Di ritorno, a gennaio

In  questi  giorni  di  festa  ho  evitato  di  scrivere  perché  mi  sono  sentita  molto  stanca. Ma  adesso  si  ricomincia: anno  nuovo, impegni, impegni, impegni  e  la  necessità  di  riprendere  il  solito  ritmo  anche  sul  blog.
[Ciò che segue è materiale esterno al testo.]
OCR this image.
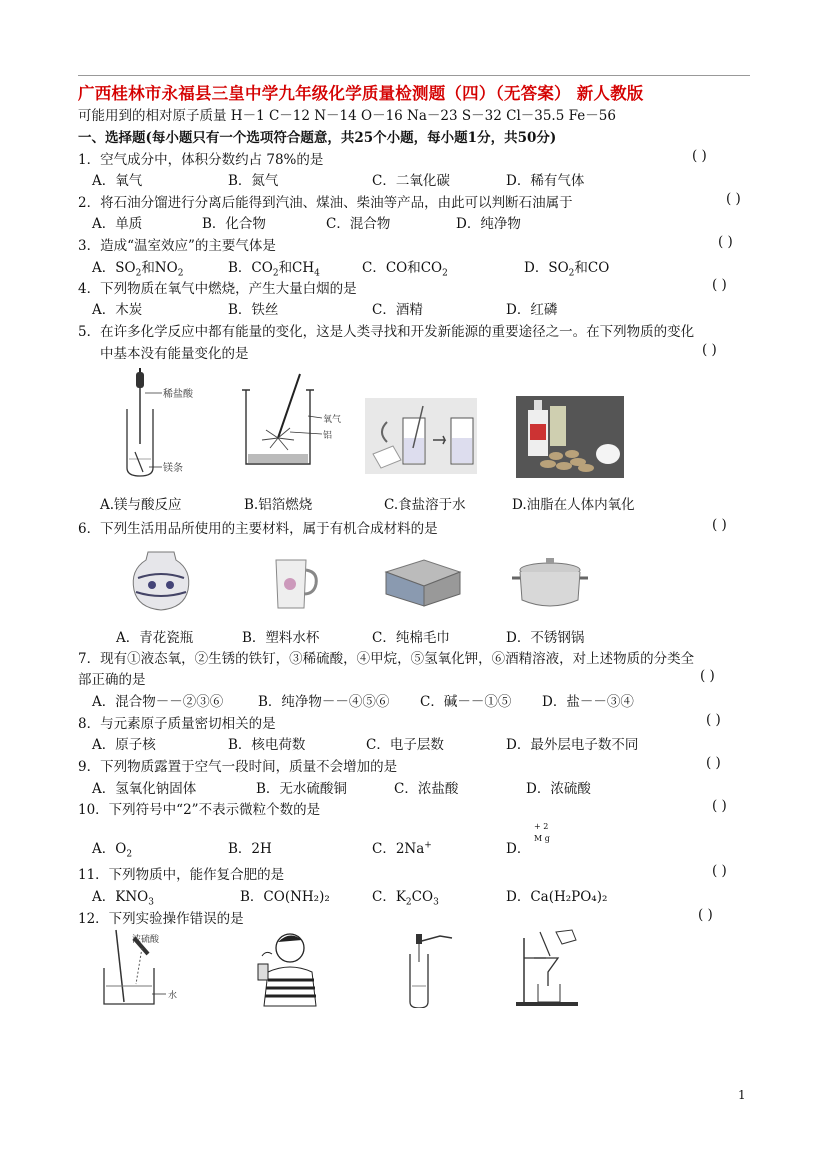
广西桂林市永福县三皇中学九年级化学质量检测题（四）（无答案） 新人教版
可能用到的相对原子质量 H－1 C－12 N－14 O－16 Na－23 S－32 Cl－35.5 Fe－56
一、选择题(每小题只有一个选项符合题意，共25个小题，每小题1分，共50分)
1．空气成分中，体积分数约占 78%的是	( )
A．氧气	B．氮气	C．二氧化碳	D．稀有气体
2．将石油分馏进行分离后能得到汽油、煤油、柴油等产品，由此可以判断石油属于	( )
A．单质	B．化合物	C．混合物	D．纯净物
3．造成“温室效应”的主要气体是	( )
A．$SO_2$和$NO_2$	B．$CO_2$和$CH_4$	C．CO和$CO_2$	D．$SO_2$和CO
4．下列物质在氧气中燃烧，产生大量白烟的是	( )
A．木炭	B．铁丝	C．酒精	D．红磷
5．在许多化学反应中都有能量的变化，这是人类寻找和开发新能源的重要途径之一。在下列物质的变化
中基本没有能量变化的是	( )
稀盐酸
镁条
氧气
铝
A.镁与酸反应	B.铝箔燃烧	C.食盐溶于水	D.油脂在人体内氧化
6．下列生活用品所使用的主要材料，属于有机合成材料的是	( )
A．青花瓷瓶	B．塑料水杯	C．纯棉毛巾	D．不锈钢锅
7．现有①液态氧，②生锈的铁钉，③稀硫酸，④甲烷，⑤氢氧化钾，⑥酒精溶液，对上述物质的分类全
部正确的是	( )
A．混合物－－②③⑥	B．纯净物－－④⑤⑥ C．碱－－①⑤ D．盐－－③④
8．与元素原子质量密切相关的是	( )
A．原子核	B．核电荷数	C．电子层数	D．最外层电子数不同
9．下列物质露置于空气一段时间，质量不会增加的是	( )
A．氢氧化钠固体	B．无水硫酸铜	C．浓盐酸	D．浓硫酸
10．下列符号中“2”不表示微粒个数的是	( )
A．$O_2$	B．2H	C．2Na+	D．
+ 2
M g
11．下列物质中，能作复合肥的是	( )
A．$KNO_3$	B．CO(NH₂)₂	C．$K_2CO_3$	D．Ca(H₂PO₄)₂
12．下列实验操作错误的是	( )
浓硫酸
水
1
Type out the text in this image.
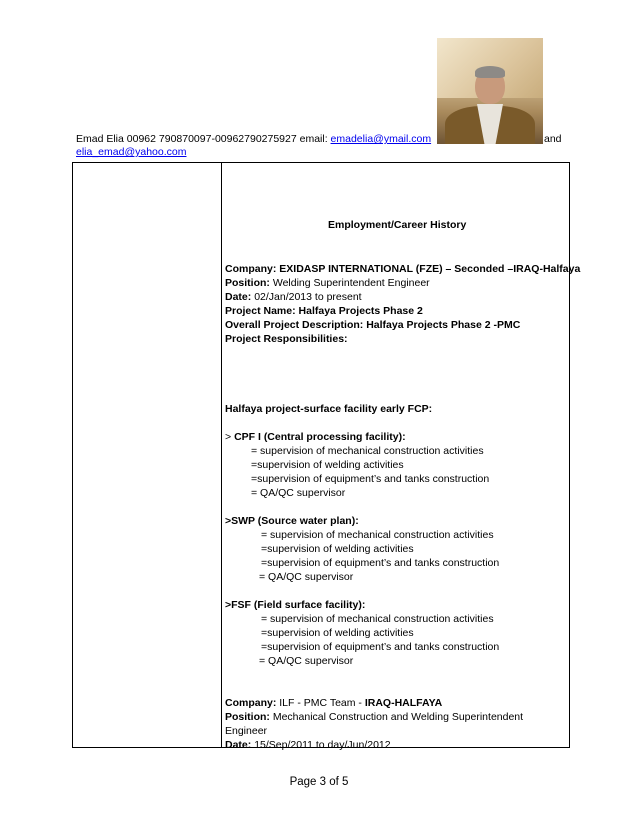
Emad Elia 00962 790870097-00962790275927 email: emadelia@ymail.com	and
elia_emad@yahoo.com
Employment/Career History
Company: EXIDASP INTERNATIONAL (FZE) – Seconded –IRAQ-Halfaya
Position: Welding Superintendent Engineer
Date: 02/Jan/2013 to present
Project Name: Halfaya Projects Phase 2
Overall Project Description: Halfaya Projects Phase 2 -PMC
Project Responsibilities:
Halfaya project-surface facility early FCP:
> CPF I (Central processing facility):
= supervision of mechanical construction activities
=supervision of welding activities
=supervision of equipment’s and tanks construction
= QA/QC supervisor
>SWP (Source water plan):
= supervision of mechanical construction activities
=supervision of welding activities
=supervision of equipment’s and tanks construction
= QA/QC supervisor
>FSF (Field surface facility):
= supervision of mechanical construction activities
=supervision of welding activities
=supervision of equipment’s and tanks construction
= QA/QC supervisor
Company: ILF - PMC Team - IRAQ-HALFAYA
Position: Mechanical Construction and Welding Superintendent
Engineer
Date: 15/Sep/2011 to day/Jun/2012
Page 3 of 5
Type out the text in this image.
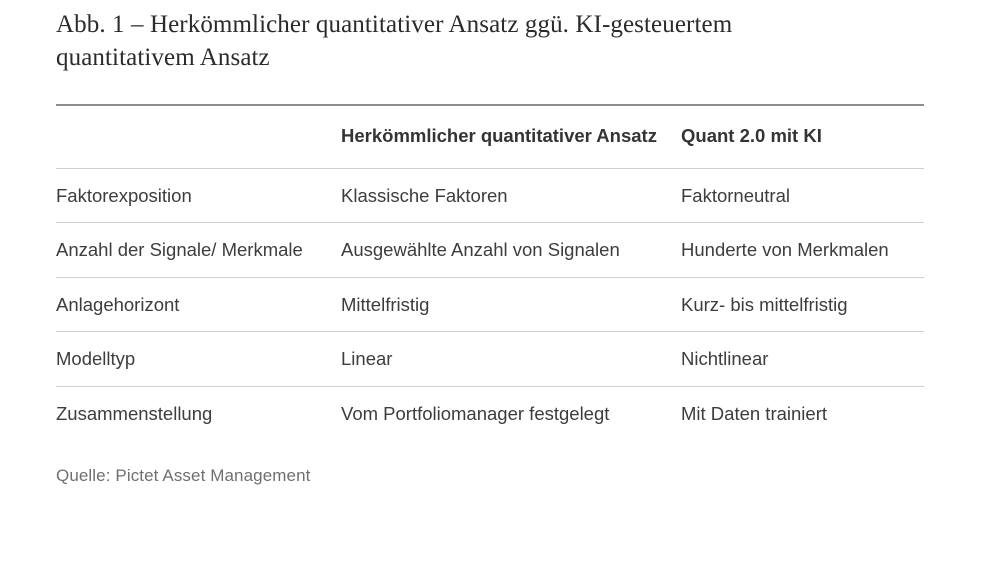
Abb. 1 – Herkömmlicher quantitativer Ansatz ggü. KI-gesteuertem quantitativem Ansatz
	Herkömmlicher quantitativer Ansatz	Quant 2.0 mit KI
Faktorexposition	Klassische Faktoren	Faktorneutral
Anzahl der Signale/ Merkmale	Ausgewählte Anzahl von Signalen	Hunderte von Merkmalen
Anlagehorizont	Mittelfristig	Kurz- bis mittelfristig
Modelltyp	Linear	Nichtlinear
Zusammenstellung	Vom Portfoliomanager festgelegt	Mit Daten trainiert
Quelle: Pictet Asset Management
Gennaio  col  sole  non  è  una  novità. Questo  mese  di  freddo  intenso, privo  di  mezze  misure  e  complicato, ci  dona  sempre  momenti  luminosi. Certo, si  tratta  di  una  luce  che  quasi  non  riesce  a  entrare  nelle  stanze, ma  è  normale  che  sia  così: è  la  luce  invernale, obliqua, severa, senza  dolcezze.

giardino

E  poi  un  giardino  d’inverno  sotto  la  neve: il  silenzio  irreale, l’attesa, lo  smarrimento, il  desiderio  di  correre  via, di  chiudersi  in  casa, di  dormire. Eppure,  c’è  tanta  allegria  a  gennaio  ora  che  sono  adulta. Se  durante  l’infanzia  lo  consideravo  un  mese  insopportabile, adesso  lo  trovo  persino  simpatico  perché  mi  regala  una  notevole  capacità  di  concentrazione.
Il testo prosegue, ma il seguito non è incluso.